Afin de faciliter la connaissance des pouvoirs publics sur l’état des copropriétés, ces dernières vont faire l’objet d’une immatriculation sur un registre national, tenu par un établissement public de l’Etat.

Mise en place obligatoire d’un compte séparé

Au lieu d’un compte collectif du syndic – utilisé par 9 copropriétés sur 10 – qui englobe l’ensemble des copropriétés gérées, l’instauration de comptes séparés permet une plus grand transparence dans la comptabilité du syndic et l’usage qu’il fait de ses fonds (avec une dérogation pour les petites copropriétés de moins de 15 lots). Mais, en empêchant les traitements de masse, elle justifie des honoraires plus élevés, selon les syndics.

Fourniture d’une fiche synthétique d’immeuble

Mise à jour tous les ans et tenue à disposition des copropriétaires, cette fiche synthétique référencera la situation financière de la copropriété et l’état du bâti. L’ensemble des données financière et techniques devant y figurer sera précisé par décret.

Modification des contrats de syndics

Fini les forfaits annuels alléchant qui dissimulent des frais particuliers aux tarifs exorbitants, « la loi Alur va apporter des nettes améliorations du point de vue des contrats de syndics », explique Paul Philippot. Puisque-là, la très faible transparence de leurs honoraires laissait place à beaucoup d’abus.

Si l’arrêté Novelli du 19 mars 2010 avait déjà listé les 44 tâches de gestion courante faisant l’objet des contrats de base des syndics, il leur était fait assez aisé d’en faire passer un bon nombre (sous d’autres dénominations) en tant que prestations exceptionnelles, à des montants parfois exorbitants. Là où les honoraires de base ont augmenté de près de 3 % en 2012, les prestations particulières ont augmenté de 10 %, selon l’observatoire des charges de l’Unarc.

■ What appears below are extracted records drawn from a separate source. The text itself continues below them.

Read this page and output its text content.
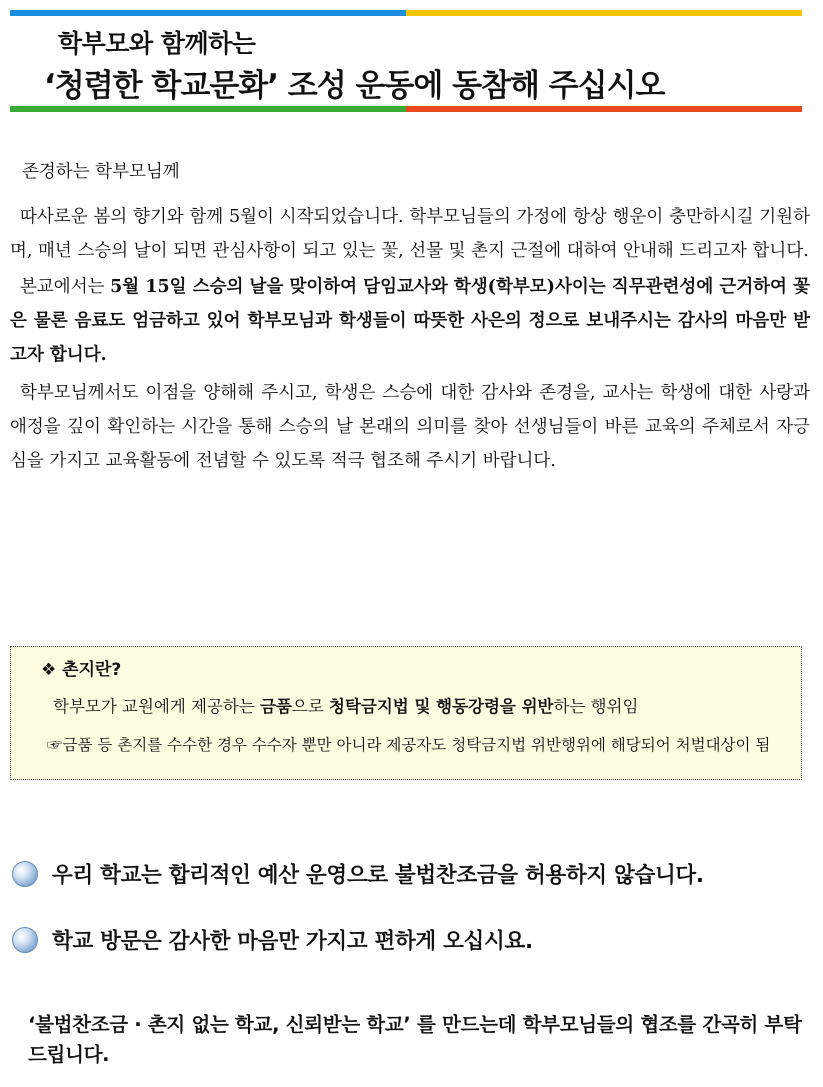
학부모와 함께하는
‘청렴한 학교문화’ 조성 운동에 동참해 주십시오
존경하는 학부모님께

따사로운 봄의 향기와 함께 5월이 시작되었습니다. 학부모님들의 가정에 항상 행운이 충만하시길 기원하며, 매년 스승의 날이 되면 관심사항이 되고 있는 꽃, 선물 및 촌지 근절에 대하여 안내해 드리고자 합니다.

본교에서는 5월 15일 스승의 날을 맞이하여 담임교사와 학생(학부모)사이는 직무관련성에 근거하여 꽃은 물론 음료도 엄금하고 있어 학부모님과 학생들이 따뜻한 사은의 정으로 보내주시는 감사의 마음만 받고자 합니다.

학부모님께서도 이점을 양해해 주시고, 학생은 스승에 대한 감사와 존경을, 교사는 학생에 대한 사랑과 애정을 깊이 확인하는 시간을 통해 스승의 날 본래의 의미를 찾아 선생님들이 바른 교육의 주체로서 자긍심을 가지고 교육활동에 전념할 수 있도록 적극 협조해 주시기 바랍니다.

❖ 촌지란?
학부모가 교원에게 제공하는 금품으로 청탁금지법 및 행동강령을 위반하는 행위임
☞금품 등 촌지를 수수한 경우 수수자 뿐만 아니라 제공자도 청탁금지법 위반행위에 해당되어 처벌대상이 됨
우리 학교는 합리적인 예산 운영으로 불법찬조금을 허용하지 않습니다.
학교 방문은 감사한 마음만 가지고 편하게 오십시요.
‘불법찬조금 · 촌지 없는 학교, 신뢰받는 학교’ 를 만드는데 학부모님들의 협조를 간곡히 부탁드립니다.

Avec la loi Duflot, les contrats de syndic sont élargis à certain nombre de prestations jusqu’alors particulières (dont la liste sera fixée par décret). Mais surtout, une liste limitative des frais particuliers pouvant faire l’objet d’une fracturation supplémentaire est fixée par décret et tout ce qui n’y figure pas fait obligatoirement partie du forfait de base. Les contrats de syndic seront tous les mêmes et il sera donc beaucoup plus simple de les comparer entre eux lors d’appels d’offres.

Amélioration des coûts de gestion des copropriétés.

Avec la loi Alur, les convocations aux assemblées générales, notifications, mises en demeure et autres documents officiels pourront désormais être envoyés par voie électronique plutôt que par des recommandés très coûteux, jusqu’alors de mise.

Mise en place d’un extranet

Pratique, peu cher, sécurisé, le portail sur Internet permet aux copropriétaires d’accéder à la plupart des documents relatifs à leur copropriété (carnet d’entretien, procès verbaux d’assemblées générales, règlements de copropriété, budget de l’année, contrats…). Avec la loi Alur, il est rendu obligatoire, sauf décision contraire lors de l’AG des copropriétaires. « Il évite ainsi de nombreux frais de photocopie, d’envoi et libère en partie le syndic de tâches chronophages. Ce dernier peut alors mieux se consacrer à la bonne gestion de la copropriété », explique Luc Caille.

En revanche, il est important que ce portail ne soit pas dépendant du syndic, car toute les informations qui y figurent pourraient être perdues lors d’un changement de prestataires, souligne-t-il.